As the U.S. housing recession enters its fourth year, there's no sign of a recovery because speculators account for most of the rise in sales, Bloomberg reported.
While the purchases are trimming the inventory of unsold properties, most of those bought by speculators will likely return to the market when prices rise again, hampering any recovery, said Nobel laureate economist Joseph Stiglitz and Yale University Professor Robert Shiller in interviews.
"We're creating a shadow inventory of homes that will be right back on the market as soon as the economy and the housing market begin to improve," said Stiglitz, a Columbia University professor of economics. "We could see a double-dip in the housing recession if that happens."
Banks owned a record $11.5 billion of repossessed homes in the U.S. at the end of the third quarter, according to the Federal Deposit Insurance Corp. Foreclosures accounted for almost half of all U.S. purchases in November and homes in default helped increase sales 83 percent in California.

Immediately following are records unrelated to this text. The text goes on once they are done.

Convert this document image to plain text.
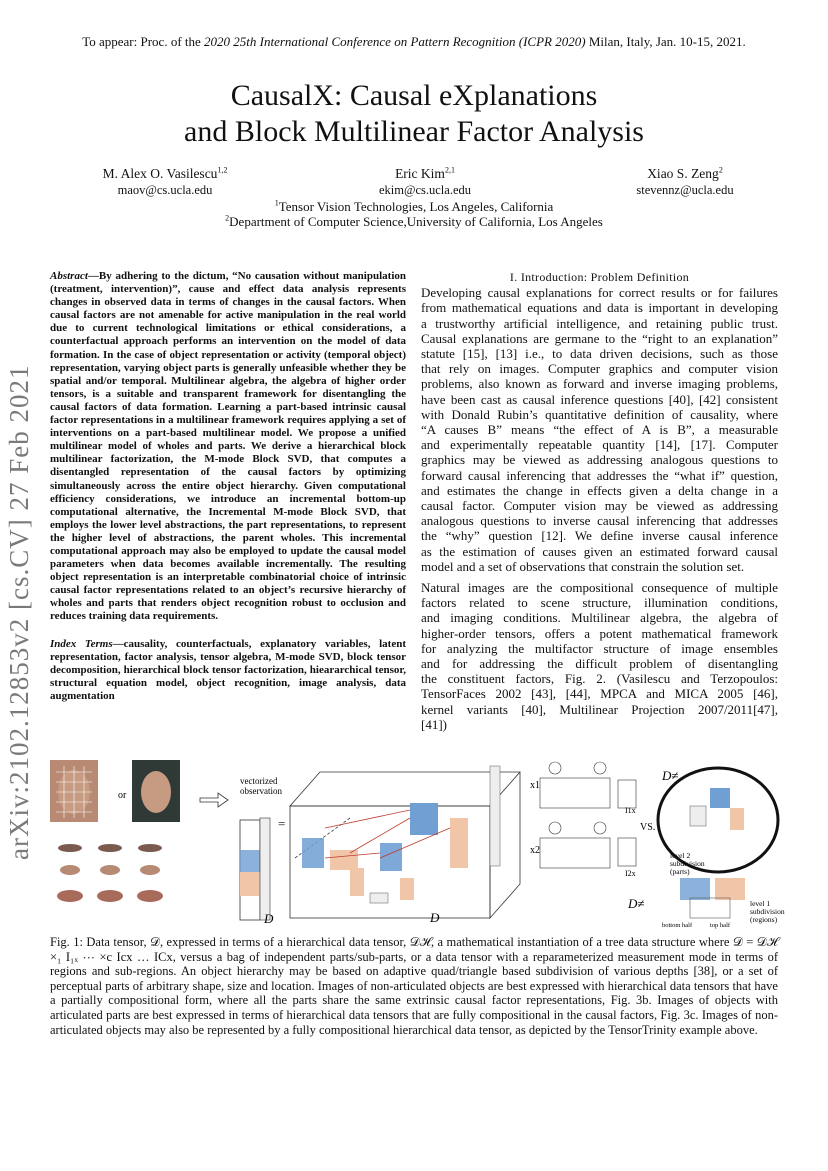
To appear: Proc. of the 2020 25th International Conference on Pattern Recognition (ICPR 2020) Milan, Italy, Jan. 10-15, 2021.
CausalX: Causal eXplanations
and Block Multilinear Factor Analysis
M. Alex O. Vasilescu$^{1,2}$
maov@cs.ucla.edu
Eric Kim$^{2,1}$
ekim@cs.ucla.edu
Xiao S. Zeng$^2$
stevennz@ucla.edu
$^1$Tensor Vision Technologies, Los Angeles, California
$^2$Department of Computer Science,University of California, Los Angeles
arXiv:2102.12853v2 [cs.CV] 27 Feb 2021

Abstract—By adhering to the dictum, “No causation without manipulation (treatment, intervention)”, cause and effect data analysis represents changes in observed data in terms of changes in the causal factors. When causal factors are not amenable for active manipulation in the real world due to current technological limitations or ethical considerations, a counterfactual approach performs an intervention on the model of data formation. In the case of object representation or activity (temporal object) representation, varying object parts is generally unfeasible whether they be spatial and/or temporal. Multilinear algebra, the algebra of higher order tensors, is a suitable and transparent framework for disentangling the causal factors of data formation. Learning a part-based intrinsic causal factor representations in a multilinear framework requires applying a set of interventions on a part-based multilinear model. We propose a unified multilinear model of wholes and parts. We derive a hierarchical block multilinear factorization, the M-mode Block SVD, that computes a disentangled representation of the causal factors by optimizing simultaneously across the entire object hierarchy. Given computational efficiency considerations, we introduce an incremental bottom-up computational alternative, the Incremental M-mode Block SVD, that employs the lower level abstractions, the part representations, to represent the higher level of abstractions, the parent wholes. This incremental computational approach may also be employed to update the causal model parameters when data becomes available incrementally. The resulting object representation is an interpretable combinatorial choice of intrinsic causal factor representations related to an object’s recursive hierarchy of wholes and parts that renders object recognition robust to occlusion and reduces training data requirements.

Index Terms—causality, counterfactuals, explanatory variables, latent representation, factor analysis, tensor algebra, M-mode SVD, block tensor decomposition, hierarchical block tensor factorization, hieararchical tensor, structural equation model, object recognition, image analysis, data augmentation

I. Introduction: Problem Definition

Developing causal explanations for correct results or for failures
from mathematical equations and data is important in developing
a trustworthy artificial intelligence, and retaining public trust.
Causal explanations are germane to the “right to an explanation”
statute [15], [13] i.e., to data driven decisions, such as those
that rely on images. Computer graphics and computer vision
problems, also known as forward and inverse imaging problems,
have been cast as causal inference questions [40], [42] consistent
with Donald Rubin’s quantitative definition of causality, where
“A causes B” means “the effect of A is B”, a measurable
and experimentally repeatable quantity [14], [17]. Computer
graphics may be viewed as addressing analogous questions to
forward causal inferencing that addresses the “what if” question,
and estimates the change in effects given a delta change in a
causal factor. Computer vision may be viewed as addressing
analogous questions to inverse causal inferencing that addresses
the “why” question [12]. We define inverse causal inference
as the estimation of causes given an estimated forward causal
model and a set of observations that constrain the solution set.

Natural images are the compositional consequence of multiple
factors related to scene structure, illumination conditions,
and imaging conditions. Multilinear algebra, the algebra of
higher-order tensors, offers a potent mathematical framework
for analyzing the multifactor structure of image ensembles
and for addressing the difficult problem of disentangling
the constituent factors, Fig. 2. (Vasilescu and Terzopoulos:
TensorFaces 2002 [43], [44], MPCA and MICA 2005 [46],
kernel variants [40], Multilinear Projection 2007/2011[47],
[41])

or
vectorized observation
D
=
D
x1
I1x
x2
I2x
VS.
D≠
D≠
level 2 subdivision (parts)
level 1 subdivision (regions)
bottom half	top half
Fig. 1: Data tensor, 𝒟, expressed in terms of a hierarchical data tensor, 𝒟ℋ, a mathematical instantiation of a tree data structure where 𝒟 = 𝒟ℋ ×₁ I₁ₓ ⋯ ×c Icx … ICx, versus a bag of independent parts/sub-parts, or a data tensor with a reparameterized measurement mode in terms of regions and sub-regions. An object hierarchy may be based on adaptive quad/triangle based subdivision of various depths [38], or a set of perceptual parts of arbitrary shape, size and location. Images of non-articulated objects are best expressed with hierarchical data tensors that have a partially compositional form, where all the parts share the same extrinsic causal factor representations, Fig. 3b. Images of objects with articulated parts are best expressed in terms of hierarchical data tensors that are fully compositional in the causal factors, Fig. 3c. Images of non-articulated objects may also be represented by a fully compositional hierarchical data tensor, as depicted by the TensorTrinity example above.
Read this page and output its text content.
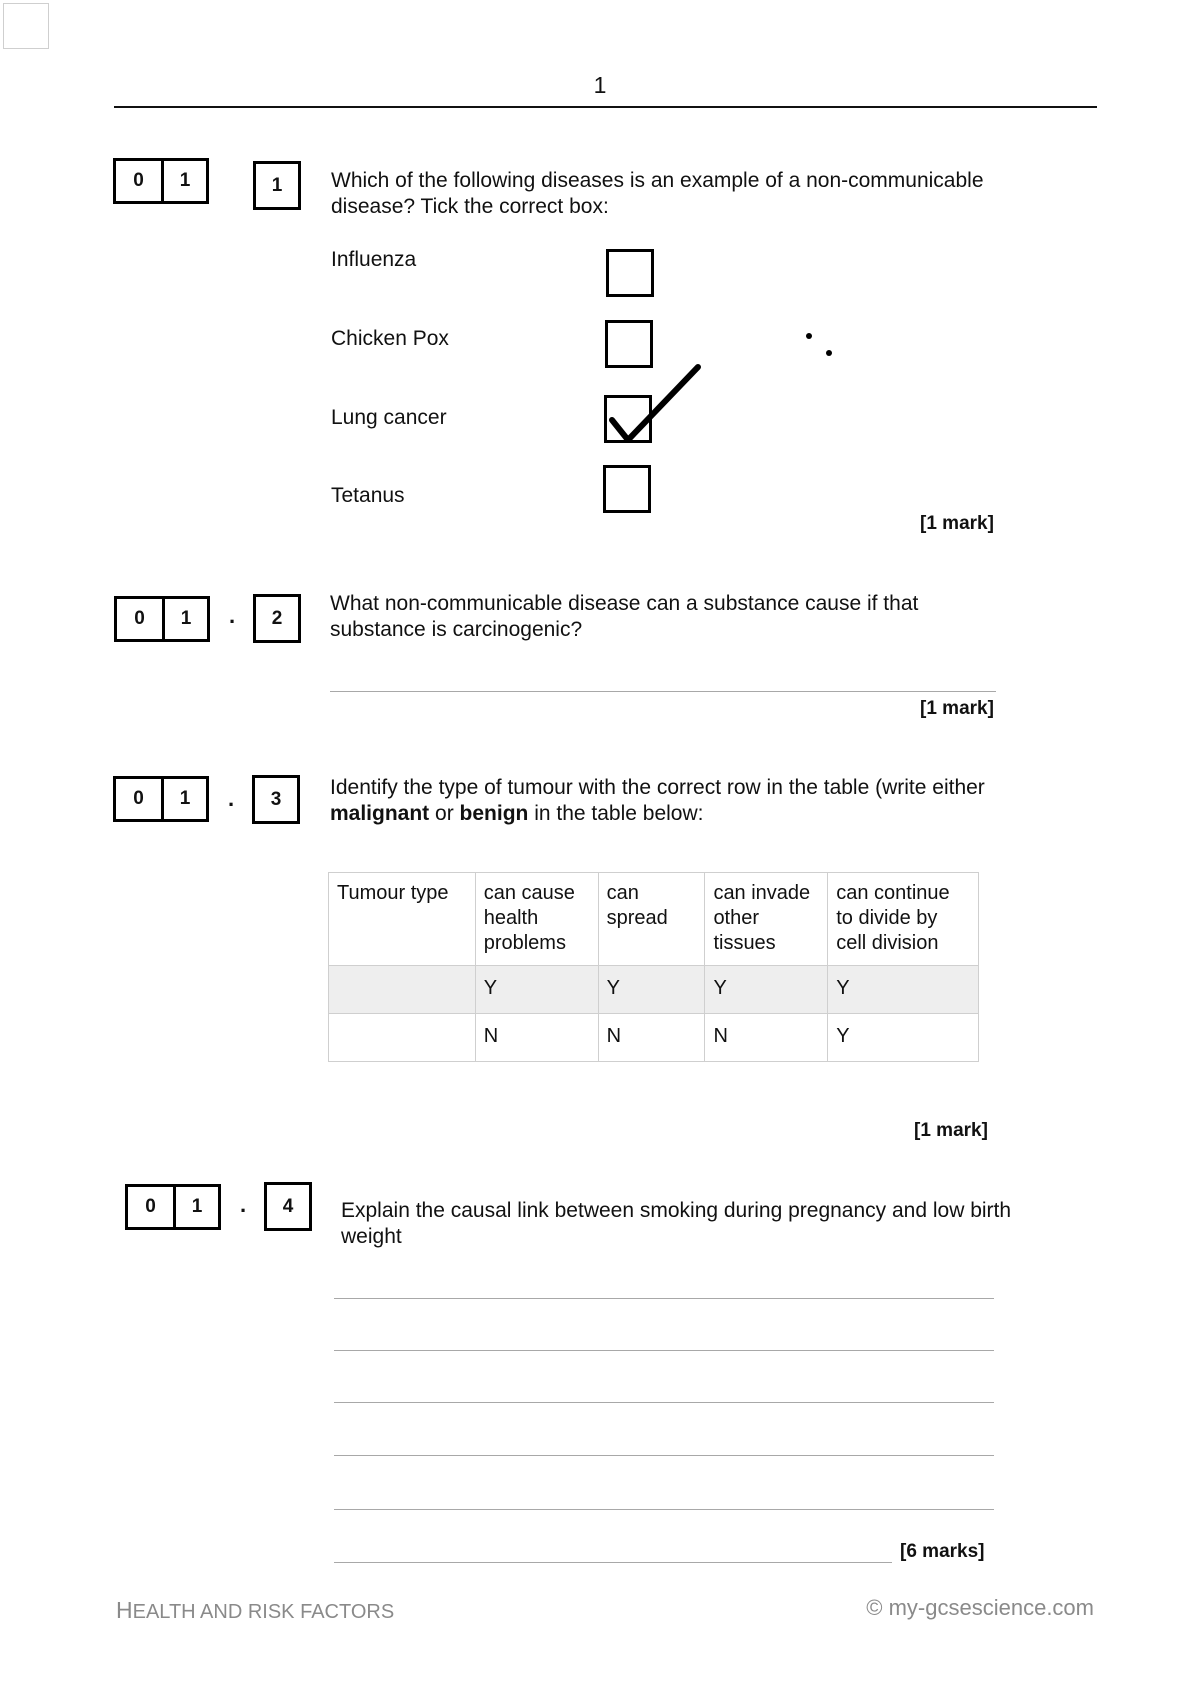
1
0	1	1	Which of the following diseases is an example of a non-communicable disease? Tick the correct box:
Influenza
Chicken Pox
Lung cancer
Tetanus
[1 mark]
0	1	.	2
What non-communicable disease can a substance cause if that substance is carcinogenic?
[1 mark]
0	1	.	3	Identify the type of tumour with the correct row in the table (write either malignant or benign in the table below:
Tumour type	can cause health problems	can spread	can invade other tissues	can continue to divide by cell division
	Y	Y	Y	Y
	N	N	N	Y
[1 mark]
0	1	.	4	Explain the causal link between smoking during pregnancy and low birth weight
[6 marks]
HEALTH AND RISK FACTORS	© my-gcsescience.com
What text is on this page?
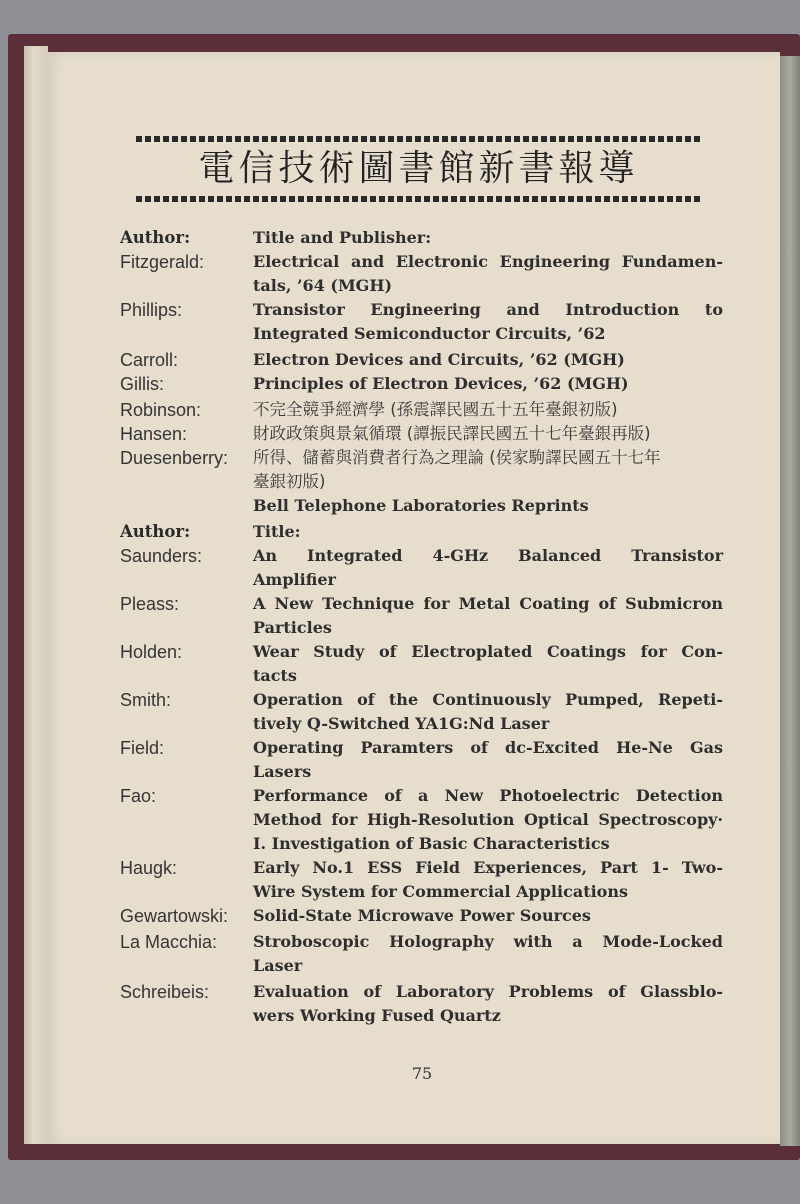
電信技術圖書館新書報導
Author:	Title and Publisher:
Fitzgerald:	Electrical and Electronic Engineering Fundamen-
tals, ’64 (MGH)
Phillips:	Transistor Engineering and Introduction to
Integrated Semiconductor Circuits, ’62
Carroll:	Electron Devices and Circuits, ’62 (MGH)
Gillis:	Principles of Electron Devices, ’62 (MGH)
Robinson:	不完全競爭經濟學 (孫震譯民國五十五年臺銀初版)
Hansen:	財政政策與景氣循環 (譚振民譯民國五十七年臺銀再版)
Duesenberry: 所得、儲蓄與消費者行為之理論 (侯家駒譯民國五十七年
臺銀初版)
Bell Telephone Laboratories Reprints
Author:	Title:
Saunders:	An Integrated 4-GHz Balanced Transistor
Amplifier
Pleass:	A New Technique for Metal Coating of Submicron
Particles
Holden:	Wear Study of Electroplated Coatings for Con-
tacts
Smith:	Operation of the Continuously Pumped, Repeti-
tively Q-Switched YA1G:Nd Laser
Field:	Operating Paramters of dc-Excited He-Ne Gas
Lasers
Fao:	Performance of a New Photoelectric Detection
Method for High-Resolution Optical Spectroscopy·
I. Investigation of Basic Characteristics
Haugk:	Early No.1 ESS Field Experiences, Part 1- Two-
Wire System for Commercial Applications
Gewartowski: Solid-State Microwave Power Sources
La Macchia: Stroboscopic Holography with a Mode-Locked
Laser
Schreibeis:	Evaluation of Laboratory Problems of Glassblo-
wers Working Fused Quartz
75
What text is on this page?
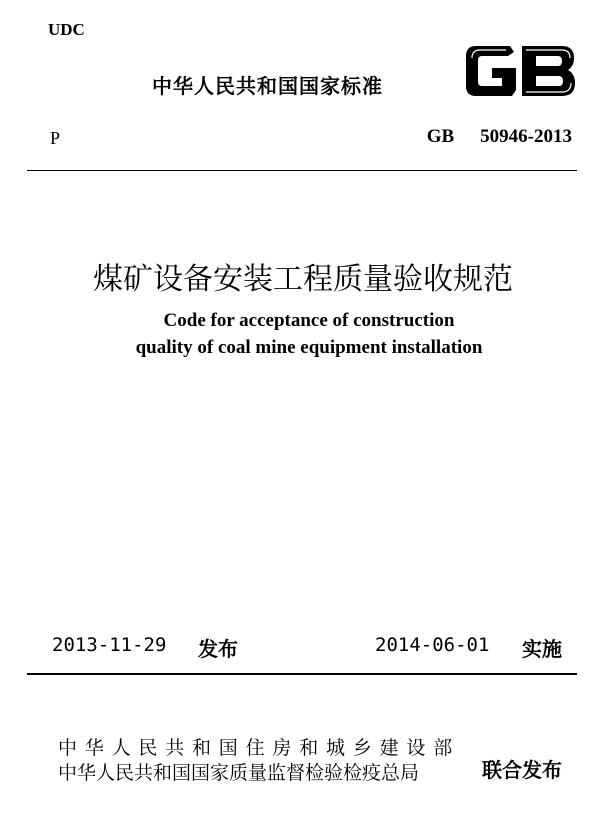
UDC
中华人民共和国国家标准
P	GB 50946-2013
煤矿设备安装工程质量验收规范
Code for acceptance of construction
quality of coal mine equipment installation
2013-11-29 发布	2014-06-01 实施
中华人民共和国住房和城乡建设部
中华人民共和国国家质量监督检验检疫总局	联合发布
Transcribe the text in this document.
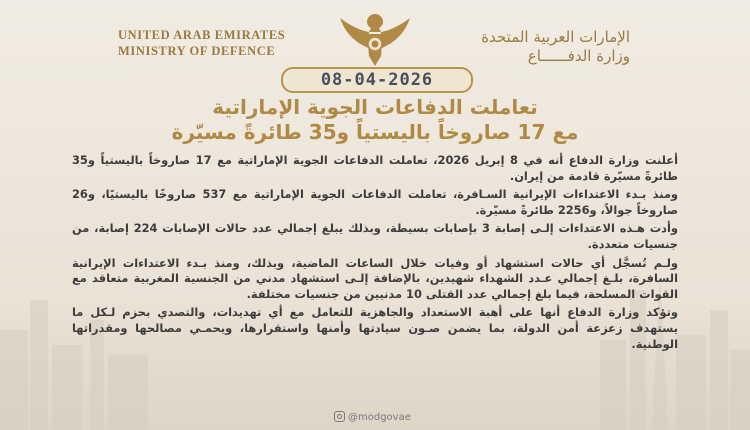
UNITED ARAB EMIRATES
MINISTRY OF DEFENCE
الإمارات العربية المتحدة
وزارة الدفــــــاع
08-04-2026
تعاملت الدفاعات الجوية الإماراتية
مع 17 صاروخاً باليستياً و35 طائرةً مسيّرة

أعلنت وزارة الدفاع أنه في 8 إبريل 2026، تعاملت الدفاعات الجوية الإماراتية مع 17 صاروخاً باليستياً و35 طائرةً مسيّرة قادمة من إيران.

ومنذ بـدء الاعتداءات الإيرانية السـافرة، تعاملت الدفاعات الجوية الإماراتية مع 537 صاروخًا باليستيًا، و26 صاروخاً جوالاً، و2256 طائرةً مسيّرة.

وأدت هـذه الاعتداءات إلـى إصابة 3 بإصابات بسيطة، وبذلك يبلغ إجمالي عدد حالات الإصابات 224 إصابة، من جنسيات متعددة.

ولـم تُسجَّل أي حالات استشهاد أو وفيات خلال الساعات الماضية، وبذلك، ومنذ بـدء الاعتداءات الإيرانية السافرة، بلـغ إجمالي عـدد الشهداء شهيدين، بالإضافة إلـى استشهاد مدني من الجنسية المغربية متعاقد مع القوات المسلحة، فيما بلغ إجمالي عدد القتلى 10 مدنيين من جنسيات مختلفة.

وتؤكد وزارة الدفاع أنها على أهبة الاستعداد والجاهزية للتعامل مع أي تهديدات، والتصدي بحزم لـكل ما يستهدف زعزعة أمن الدولة، بما يضمن صـون سيادتها وأمنها واستقرارها، ويحمـي مصالحها ومقدراتها الوطنية.

@modgovae
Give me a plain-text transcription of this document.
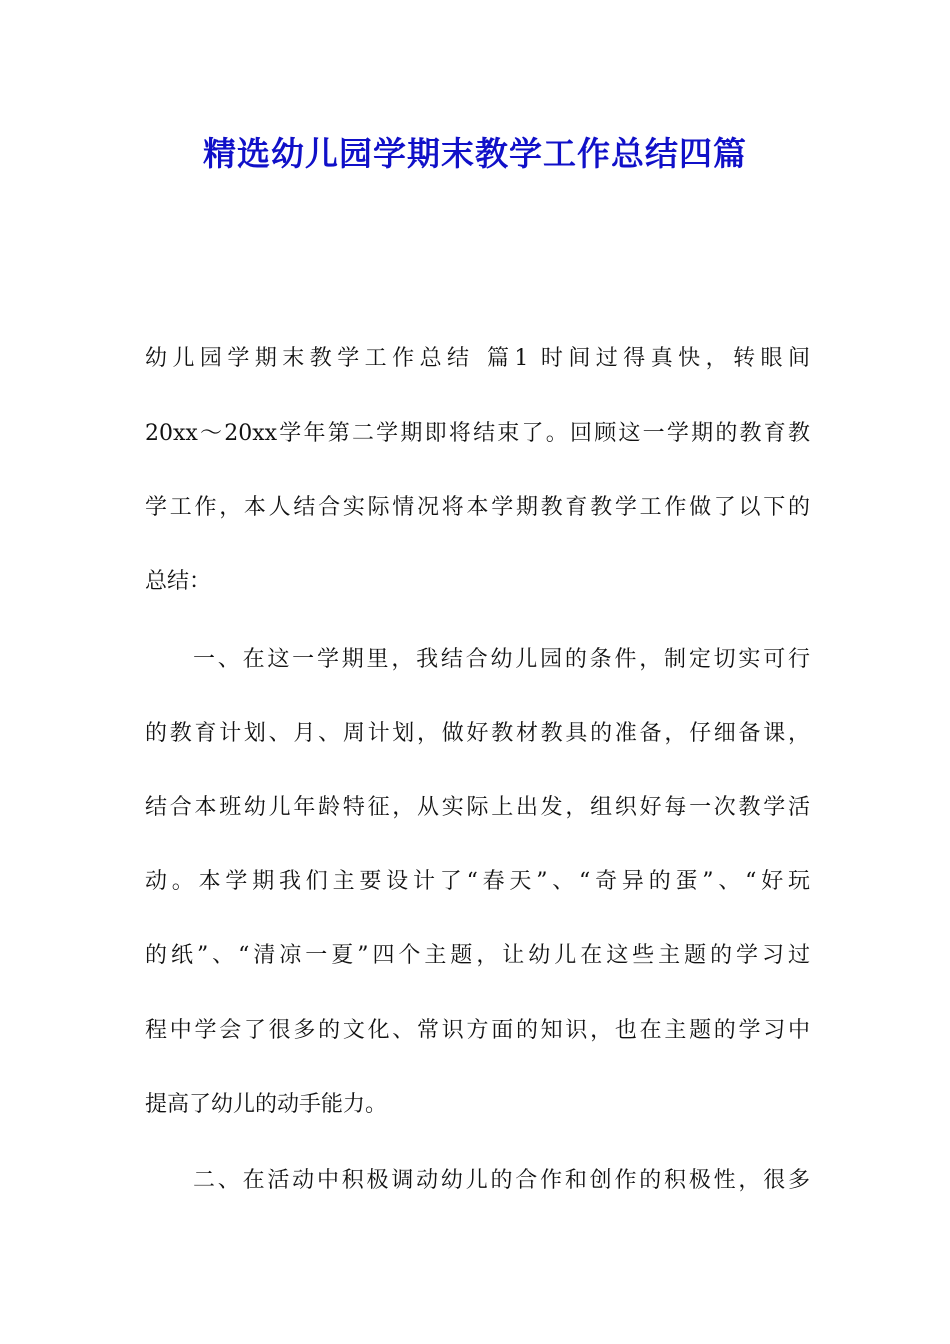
精选幼儿园学期末教学工作总结四篇

幼儿园学期末教学工作总结 篇1 时间过得真快，转眼间

20xx～20xx学年第二学期即将结束了。回顾这一学期的教育教

学工作，本人结合实际情况将本学期教育教学工作做了以下的

总结：

一、在这一学期里，我结合幼儿园的条件，制定切实可行

的教育计划、月、周计划，做好教材教具的准备，仔细备课，

结合本班幼儿年龄特征，从实际上出发，组织好每一次教学活

动。本学期我们主要设计了“春天”、“奇异的蛋”、“好玩

的纸”、“清凉一夏”四个主题，让幼儿在这些主题的学习过

程中学会了很多的文化、常识方面的知识，也在主题的学习中

提高了幼儿的动手能力。

二、在活动中积极调动幼儿的合作和创作的积极性，很多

There were an average 3,100 foreclosures per day in the U.S. in November, according to RealtyTrac Inc., an Irvine, California real estate data company. That's triple the 1,000 per day average in 1933, the worst year of the Great Depression, according to the Federal Reserve Bank of St. Louis. The repossessed properties offer opportunities for investors, who typically buy homes at auction and rent them out until prices increase and they can sell.